Nurse midwives (25.2%): Take your nursing career to the next level by becoming a specialist who delivers babies, provides gynecological care, and focuses on the wellness needs of women. After becoming a registered nurse, you'll need to complete a master's-level program and pass a national exam to earn your state license.

  • Average yearly wage: $85,920

Dentists (24.1%): Support people's oral health by diagnosing and treating issues related to teeth, gums, and other parts of the mouth. In order to qualify for a license from the Board of Dental Examiners, you will need to complete an approved dental school program and pass a written exam.

  • Average yearly wage: $239,930

Clinical lab technologists (24%): Collect, prepare, and analyze biological samples to detect abnormalities that can help diagnose illness or disease. A bachelor's degree is required, and you can boost your employability by obtaining national certification.

  • Average yearly wage: $72,690

Good-Paying Careers With the Most Yearly Job Openings

Each year, hundreds of positions open up in Alaska that pay more than the state average wage, but you may need post-secondary training to go after them. The following are just a few examples, drawn from BLS wage data and state labor department projections:

Registered nurses (418 yearly openings): Provide care and comfort to medical patients in a huge range of settings. The Alaska Board of Nursing requires all prospective registered nurses to earn an associate degree or higher credential and pass a national exam.
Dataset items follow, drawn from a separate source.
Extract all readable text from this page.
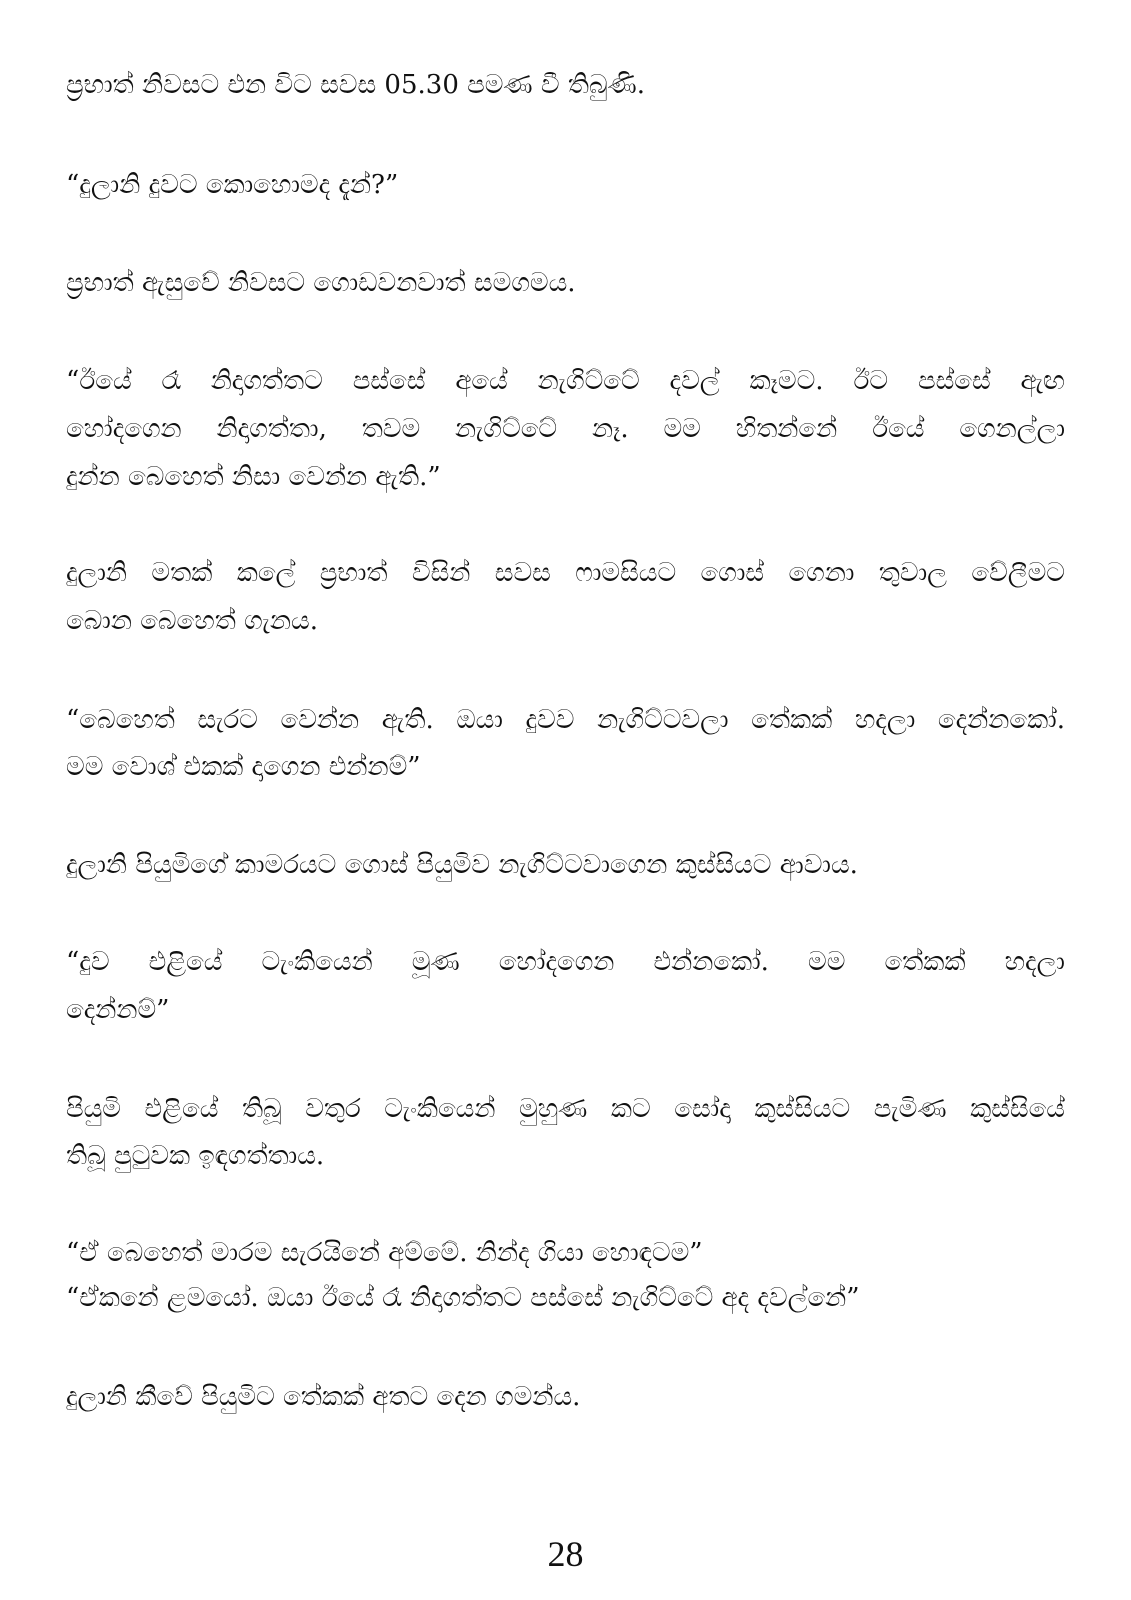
ප්‍රභාත් නිවසට එන විට සවස 05.30 පමණ වී තිබුණි.
“දුලානි දුවට කොහොමද දැන්?”
ප්‍රභාත් ඇසුවේ නිවසට ගොඩවනවාත් සමගමය.
“ඊයේ රෑ නිදාගත්තට පස්සේ අයේ නැගිට්ටේ දවල් කෑමට. ඊට පස්සේ ඇඟ
හෝදගෙන නිදාගත්තා, තවම නැගිට්ටේ නෑ. මම හිතන්නේ ඊයේ ගෙනල්ලා
දුන්න බෙහෙත් නිසා වෙන්න ඇති.”
දුලානි මතක් කලේ ප්‍රභාත් විසින් සවස ෆාමසියට ගොස් ගෙනා තුවාල වේලීමට
බොන බෙහෙත් ගැනය.
“බෙහෙත් සැරට වෙන්න ඇති. ඔයා දුවව නැගිට්ටවලා තේකක් හදලා දෙන්නකෝ.
මම වොශ් එකක් දාගෙන එන්නම්”
දුලානි පියුමිගේ කාමරයට ගොස් පියුමිව නැගිට්ටවාගෙන කුස්සියට ආවාය.
“දුව එළියේ ටැංකියෙන් මූණ හෝදගෙන එන්නකෝ. මම තේකක් හදලා
දෙන්නම්”
පියුමි එළියේ තිබූ වතුර ටැංකියෙන් මුහුණ කට සෝදා කුස්සියට පැමිණ කුස්සියේ
තිබූ පුටුවක ඉඳගත්තාය.
“ඒ බෙහෙත් මාරම සැරයිනේ අම්මේ. නින්ද ගියා හොඳටම”
“ඒකනේ ළමයෝ. ඔයා ඊයේ රෑ නිදාගත්තට පස්සේ නැගිට්ටේ අද දවල්නේ”
දුලානි කීවේ පියුමිට තේකක් අතට දෙන ගමන්ය.
28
  • Average yearly wage: $90,500

General and operations managers (387 yearly openings): Coordinate the daily activities of a business establishment. A bachelor's degree along with a few years of relevant industry experience are the usual requirements.

  • Average yearly wage: $109,290

Executive secretaries (369 yearly openings): Give administrative support to senior personnel by answering phones, performing research, preparing reports, and coordinating meeting or travel arrangements. Many employers prefer candidates who have college-level training.

  • Average yearly wage: $61,320

Operating engineers (324 yearly openings): Operate heavy equipment used in construction, such as bulldozers, graders, and front-end loaders. You can improve your employment prospects by completing formal training at a vocational school.

  • Average yearly wage: $69,670

Electricians (220 yearly openings): Install and maintain the systems that keep electricity flowing to homes, businesses, and other structures. Completing a trade school program can help you meet the experience requirements for a certificate of fitness from the state labor department.